The dissemination of information regarding the underlying diseases and serious complications associated with childhood illnesses can facilitate a more comprehensive understanding of the health status of children among parents and caregivers. Regular medical check-ups can assist in the early detection of underlying diseases, while prompt consultation at the onset of disease can help to avert complications. Vaccination is the most cost-effective and efficient means of preventing SVP and its serious complications and reducing the spread of respiratory viruses [40]. It is regrettable that, with the exception of IV and SARS-CoV-2, there are no vaccines that have been specifically approved for use against the majority of respiratory viruses. Nevertheless, vaccination against other respiratory pathogens can also assist in the prevention of viral pneumonia. A study conducted in South Africa demonstrated that the pneumococcal conjugate vaccine was effective in preventing one-third of viral pneumonia cases, which was likely due to its ability to prevent superimposed bacterial co-infections [41].

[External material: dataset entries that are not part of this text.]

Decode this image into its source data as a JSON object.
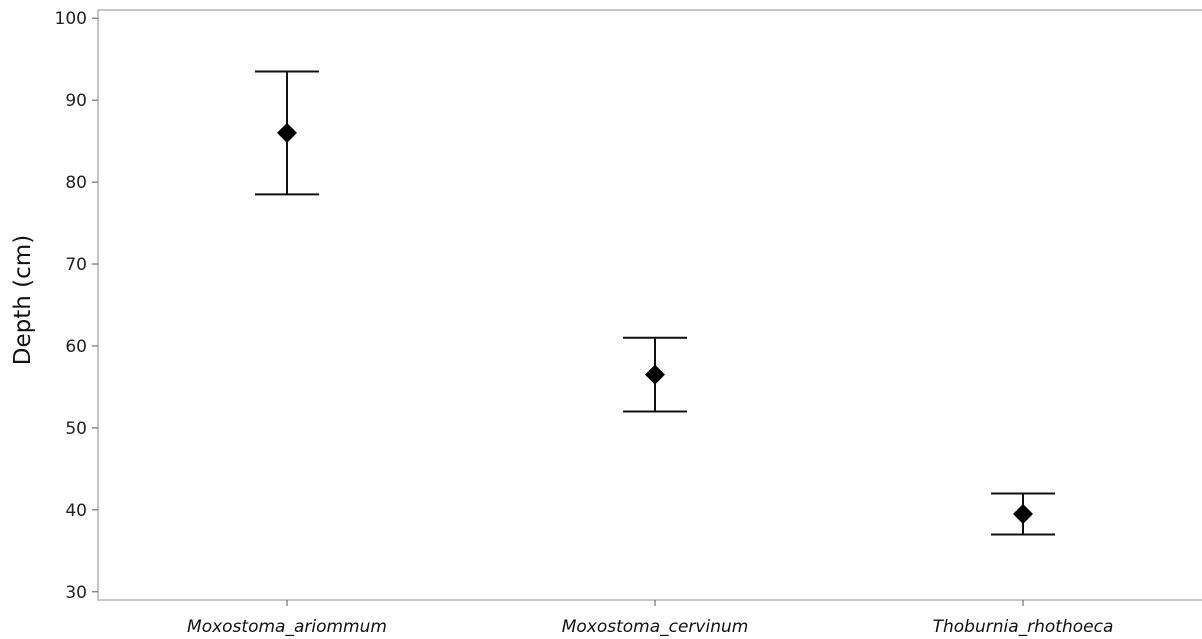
{
  "chart_data": {
    "type": "scatter",
    "title": "",
    "xlabel": "",
    "ylabel": "Depth (cm)",
    "categories": [
      "Moxostoma_ariommum",
      "Moxostoma_cervinum",
      "Thoburnia_rhothoeca"
    ],
    "values": [
      86,
      56.5,
      39.5
    ],
    "error_low": [
      78.5,
      52,
      37
    ],
    "error_high": [
      93.5,
      61,
      42
    ],
    "ylim": [
      29,
      101
    ],
    "yticks": [
      30,
      40,
      50,
      60,
      70,
      80,
      90,
      100
    ],
    "grid": false,
    "legend": "none",
    "colors": {
      "marker": "#000000",
      "errorbar": "#111111",
      "frame": "#b4b4b4"
    }
  }
}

The respiratory virus can cause organ damage post-infection either through direct invasion of tissue cells leading to pathogenic consequences or indirectly by releasing cytokines and triggering cell or antibody-mediated immune responses [4243]. The occurrence of “cytokine storms” has been associated with virus-associated encephalopathy and ARDS [44]. Apart from influenza viruses, infections caused by various respiratory viruses can also result in central nervous system consequences such as meningitis and encephalopathy, particularly in young individuals [43, 45]. In our study, 8.1% of children with SVP developed infection-associated encephalopathy, and the proportion was significantly higher in the group that died. Regrettably, due to limitations of the retrospective study, we were unable to ascertain the levels of inflammatory markers in the bronchoalveolar lavage fluid and cerebrospinal fluid of deceased children with simple viral infections and co-infections.

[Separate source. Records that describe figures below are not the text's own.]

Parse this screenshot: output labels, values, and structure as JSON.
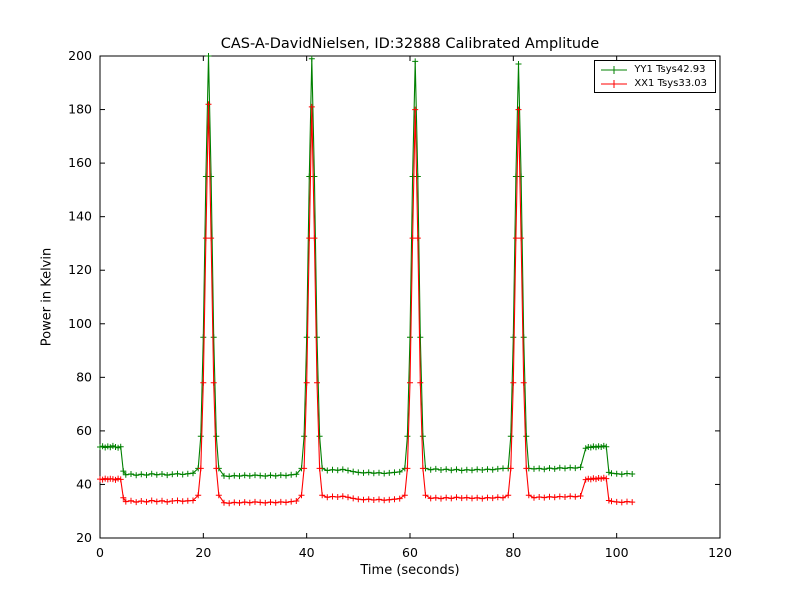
{
  "chart_data": {
    "type": "line",
    "title": "CAS-A-DavidNielsen, ID:32888 Calibrated Amplitude",
    "xlabel": "Time (seconds)",
    "ylabel": "Power in Kelvin",
    "xlim": [
      0,
      120
    ],
    "ylim": [
      20,
      200
    ],
    "x_ticks": [
      0,
      20,
      40,
      60,
      80,
      100,
      120
    ],
    "y_ticks": [
      20,
      40,
      60,
      80,
      100,
      120,
      140,
      160,
      180,
      200
    ],
    "grid": false,
    "marker": "+",
    "legend_position": "upper right",
    "x": [
      0,
      0.5,
      1,
      1.5,
      2,
      2.5,
      3,
      3.5,
      4,
      4.5,
      5,
      6,
      7,
      8,
      9,
      10,
      11,
      12,
      13,
      14,
      15,
      16,
      17,
      18,
      19,
      19.5,
      20,
      20.5,
      21,
      21.5,
      22,
      22.5,
      23,
      24,
      25,
      26,
      27,
      28,
      29,
      30,
      31,
      32,
      33,
      34,
      35,
      36,
      37,
      38,
      39,
      39.5,
      40,
      40.5,
      41,
      41.5,
      42,
      42.5,
      43,
      44,
      45,
      46,
      47,
      48,
      49,
      50,
      51,
      52,
      53,
      54,
      55,
      56,
      57,
      58,
      59,
      59.5,
      60,
      60.5,
      61,
      61.5,
      62,
      62.5,
      63,
      64,
      65,
      66,
      67,
      68,
      69,
      70,
      71,
      72,
      73,
      74,
      75,
      76,
      77,
      78,
      79,
      79.5,
      80,
      80.5,
      81,
      81.5,
      82,
      82.5,
      83,
      84,
      85,
      86,
      87,
      88,
      89,
      90,
      91,
      92,
      93,
      94,
      94.5,
      95,
      95.5,
      96,
      96.5,
      97,
      97.5,
      98,
      98.5,
      99,
      100,
      101,
      102,
      103
    ],
    "series": [
      {
        "name": "YY1 Tsys42.93",
        "color": "#008000",
        "values": [
          54.0,
          54.3,
          53.8,
          54.2,
          53.9,
          54.4,
          54.0,
          53.7,
          54.1,
          45.0,
          43.6,
          43.9,
          43.4,
          43.8,
          43.5,
          44.0,
          43.6,
          43.9,
          43.5,
          43.8,
          44.0,
          43.7,
          44.0,
          44.2,
          46,
          58,
          95,
          155,
          200,
          155,
          95,
          58,
          46,
          43.2,
          43.0,
          43.3,
          43.1,
          43.4,
          43.2,
          43.5,
          43.3,
          43.1,
          43.4,
          43.2,
          43.5,
          43.3,
          43.6,
          43.8,
          46,
          58,
          95,
          155,
          199,
          155,
          95,
          58,
          46,
          45.2,
          45.5,
          45.3,
          45.6,
          45.2,
          44.8,
          44.5,
          44.3,
          44.5,
          44.2,
          44.4,
          44.1,
          44.3,
          44.5,
          44.7,
          46,
          58,
          95,
          155,
          198,
          155,
          95,
          58,
          46,
          45.5,
          45.8,
          45.4,
          45.7,
          45.3,
          45.6,
          45.2,
          45.5,
          45.3,
          45.6,
          45.4,
          45.7,
          45.5,
          45.8,
          46.0,
          46,
          58,
          95,
          155,
          197,
          155,
          95,
          58,
          46,
          45.8,
          46.0,
          45.7,
          46.1,
          45.8,
          46.2,
          46.0,
          46.3,
          46.1,
          46.4,
          53.5,
          54.0,
          53.8,
          54.2,
          53.9,
          54.3,
          54.0,
          54.4,
          54.1,
          44.5,
          44.2,
          44.0,
          43.8,
          44.1,
          43.9
        ]
      },
      {
        "name": "XX1 Tsys33.03",
        "color": "#ff0000",
        "values": [
          42.0,
          41.8,
          42.2,
          41.9,
          42.1,
          42.0,
          41.7,
          42.2,
          41.9,
          35.0,
          33.6,
          33.9,
          33.4,
          33.8,
          33.5,
          34.0,
          33.6,
          33.9,
          33.5,
          33.8,
          34.0,
          33.7,
          33.9,
          34.0,
          36,
          46,
          78,
          132,
          182,
          132,
          78,
          46,
          36,
          33.2,
          33.0,
          33.3,
          33.1,
          33.4,
          33.2,
          33.5,
          33.3,
          33.1,
          33.4,
          33.2,
          33.5,
          33.3,
          33.6,
          33.8,
          36,
          46,
          78,
          132,
          181,
          132,
          78,
          46,
          36,
          35.2,
          35.5,
          35.3,
          35.6,
          35.2,
          34.8,
          34.5,
          34.3,
          34.5,
          34.2,
          34.4,
          34.1,
          34.3,
          34.5,
          34.7,
          36,
          46,
          78,
          132,
          180,
          132,
          78,
          46,
          36,
          34.8,
          35.0,
          34.7,
          35.1,
          34.8,
          35.2,
          34.9,
          35.1,
          34.8,
          35.0,
          34.7,
          35.1,
          34.9,
          35.2,
          35.0,
          36,
          46,
          78,
          132,
          180,
          132,
          78,
          46,
          36,
          35.0,
          35.3,
          35.1,
          35.4,
          35.2,
          35.5,
          35.3,
          35.6,
          35.4,
          35.7,
          41.8,
          42.1,
          41.9,
          42.3,
          42.0,
          42.4,
          42.1,
          42.5,
          42.2,
          34.0,
          33.7,
          33.5,
          33.3,
          33.6,
          33.4
        ]
      }
    ]
  }
}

This study has several methodological limitations requiring cautious interpretation. First, the single-center retrospective design inherently constrains sample size adequacy and generalizability, necessitating validation through prospective multi-center cohorts. Second, respiratory specimen collection within 48–72 h post-PICU admission (without standardized collection window) introduces potential diagnostic bias due to variable viral shedding kinetics across pathogens. Third, the absence of viral genotypic characterization precludes delineation of strain-specific virulence or epidemiological patterns. Furthermore, evolving diagnostic modalities warrant consideration: the progressive adoption of multiplex PCR and mNGS over the 7-year study period enhanced pathogen detection sensitivity but concurrently increased risks of misinterpreting respiratory commensals as pathogens. This study employed mNGS for respiratory pathogen detection in 85 patients(8.4%) with specific clinical indications. This targeted application mitigates potential false-positive rates through avoidance of indiscriminate testing in low-prevalence populations, thereby may reducing diagnostic ambiguity associated with non-selective mNGS utilization. Additionally, reliance on viral antigen detection assays with suboptimal sensitivity during 2017–2018 surveillance phases may have introduced diagnostic ascertainment bias.

Conclusion.

In summary, the impact of the COVID-19 pandemic has led to significant changes in the viral spectrum among critically ill children with viral pneumonia in the PICU. Among critically ill children with viral pneumonia in the PICU, independent risk factors associated with mortality include acute leukemia, other malignancies, primary immunodeficiency, moderate-to-severe underweight, rhabdomyolysis, ARDS, infectious related encephalopathy, MODS. These factors can be utilized to develop a reliable risk prediction model with strong predictive value. Early identification of underlying conditions, prompt treatment, and tailored management strategies based on these criteria contribute to reducing mortality rates in SVP.